Ultimately, a priori distinctions could most reasonably be made on the basis of differential resource expenditure. If uterine transplantation is significantly easier, more successful or less expensive in a cis-woman, or a trans-woman who has undergone hormone therapy, this justifies prioritizing these groups the same way recipients are prioritized in the donation of other organs.[6]

Realistically, given the general lack of coverage for fertility services in the United States,[7] it is unlikely that either cis or trans-gender uterine transplants will be funded in the near future.
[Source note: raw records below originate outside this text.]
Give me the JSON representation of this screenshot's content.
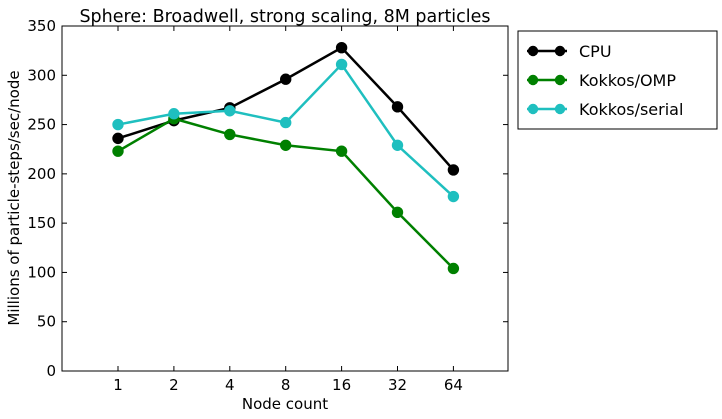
{
  "chart_data": {
    "type": "line",
    "title": "Sphere: Broadwell, strong scaling, 8M particles",
    "xlabel": "Node count",
    "ylabel": "Millions of particle-steps/sec/node",
    "categories": [
      "1",
      "2",
      "4",
      "8",
      "16",
      "32",
      "64"
    ],
    "ylim": [
      0,
      350
    ],
    "yticks": [
      0,
      50,
      100,
      150,
      200,
      250,
      300,
      350
    ],
    "grid": false,
    "legend_position": "outside-right",
    "series": [
      {
        "name": "CPU",
        "color": "#000000",
        "values": [
          236,
          254,
          267,
          296,
          328,
          268,
          204
        ]
      },
      {
        "name": "Kokkos/OMP",
        "color": "#008000",
        "values": [
          223,
          256,
          240,
          229,
          223,
          161,
          104
        ]
      },
      {
        "name": "Kokkos/serial",
        "color": "#1fbfbf",
        "values": [
          250,
          261,
          264,
          252,
          311,
          229,
          177
        ]
      }
    ]
  }
}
However, if uterine transplants do receive public funding and transplants into XY women and men are equally successful and no more economically burdensome than transplants into XX women, trans-women, as well as men with a profound desire to gestate, should be equally eligible to receive a uterine transplant.

Michelle Bayefsky is a first-year pre-doctoral fellow in the Department of Bioethics for the National Institutes of Health. She graduated from Yale University in 2014 with a B.A. in Ethics, Politics and Economics. She worked as a research assistant for two consecutive directors of the Yale Interdisciplinary Center for Bioethics. She also founded and served as Editor-in-Chief of the Yale Bioethics Journal. Michelle currently investigates ethical challenges posed by innovations in genetic technology, issues related to the regulation of genetic testing, and questions that arise at the intersection of genetics and reproductive medicine.
[1] Brännström, M., L. Johannesson, et al. (2014). "Livebirth after uterus transplantation." The Lancet.
[2] Mott, Stephanie. "Trans-Uterus." The Huffington Post., 21 Jan. 2014. Web. 14 Nov. 2014.
[3] Murphy, Timothy. "The Ethics of Helping Transgender Men and Women Have Children." Perspectives in Biology and Medicine 53.1 (2010): 46-60.
[4] Leigh, Suzanne. "Reproductive 'tourism'" USA Today - Health and Behavior., 02 May 2005. Web. 19 Sept. 2014; Williams, Benjamin. "Screening for Children: Choice and Chance in the “Wild West” of Reproductive Medicine." George Washington Law Review 79.4 (2011): 1305-342.
[5] Murphy, Timothy. "Uterus Transplants for Transgender Women?" Weblog post. Ethics and Choices about Children., 27 Apr. 2014. Web. 14 Nov. 2014.
[6] The use of cost-effectiveness arguments in prioritizing organ transplantation is itself controversial (see, for example, Dan Brock, “Ethical Issues in the Use of Cost Effectiveness Analysis for the Prioritisation of Health Care Resources”), but I cannot explore this issue here.
[7] "State Laws Related To Insurance Coverage for Infertility Treatment." Insurance Coverage for Infertility Laws. National Conference of State Legislatures, Jun. 2014. Web. 12 Nov. 2014.